Alexandra Coghlan

Where to start with the music of Ethel Smyth

The eccentric Edwardian was the only English composer of her generation to achieve real international status in opera

It's easy to write off the eccentric Ethel Smyth but she's far more than a novelty composer. Photo: Sasha / Hulton Archive / Getty Images 
issue 17 April 2021

I’m reminded of an old Irish joke. A tourist approaches a local for directions to Dublin. The local, after much teeth-sucking and head-scratching, eventually replies: ‘Well, I wouldn’t start from here…’.

The news that, 75 years after her death, English composer Ethel Smyth has won a Grammy Award for her last large-scale work The Prison is as excellent as it is unexpected.
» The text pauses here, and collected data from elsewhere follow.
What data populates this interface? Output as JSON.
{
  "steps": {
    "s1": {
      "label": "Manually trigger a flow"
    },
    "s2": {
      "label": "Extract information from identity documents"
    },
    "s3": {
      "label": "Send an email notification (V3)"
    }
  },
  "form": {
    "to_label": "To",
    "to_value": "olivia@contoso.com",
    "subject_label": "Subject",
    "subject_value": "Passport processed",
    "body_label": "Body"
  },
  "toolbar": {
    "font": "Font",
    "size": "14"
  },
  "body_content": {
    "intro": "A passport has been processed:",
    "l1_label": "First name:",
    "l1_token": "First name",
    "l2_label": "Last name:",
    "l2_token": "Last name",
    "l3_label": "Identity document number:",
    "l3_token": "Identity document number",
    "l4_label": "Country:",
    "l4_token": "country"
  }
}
But it’s also frustrating because, well, if I were setting out into Smyth for the first time, I really wouldn’t start from there.

A ‘symphony’ for soprano, bass–baritone, chorus and orchestra, The Prison was the 72-year-old Smyth’s final homage to American philosopher and poet Henry Brewster: librettist, friend, lover and cheerleader for the composer for more than 20 years. In a life punctuated by short, intense passions — relationships (with men and women, both platonic and romantic) that burned hot and then flamed out — he was a rare fixed point.

Smyth was the only English composer of her generation achieving real international status in opera

Whatever his qualities as a man, as a writer Brewster was a dubious quantity. The Prison — a dialogue between a (metaphorical) prisoner and his soul — was much mocked by Leonard Woolf for its pretentious cod-philosophising. The text is a leaden anchor for Smyth’s setting, weighed down by its awkward abstraction on the one hand and by the ghost of Elgar’s The Dream of Gerontius on the other. A characteristically barbed New Statesman review of the premiere called it ‘… a brave attempt at mediocrity… without attaining that bottomness which is completely diverting’.

This recording however — the first ever — is sumptuous. James Blachly and his Experiential Orchestra and Chorus make no apology for the musical melodrama, if anything exaggerating Smyth’s peaks and troughs with transcendent smears of harp and big, martial brass, transforming erratic shifts of mood and material into spontaneity.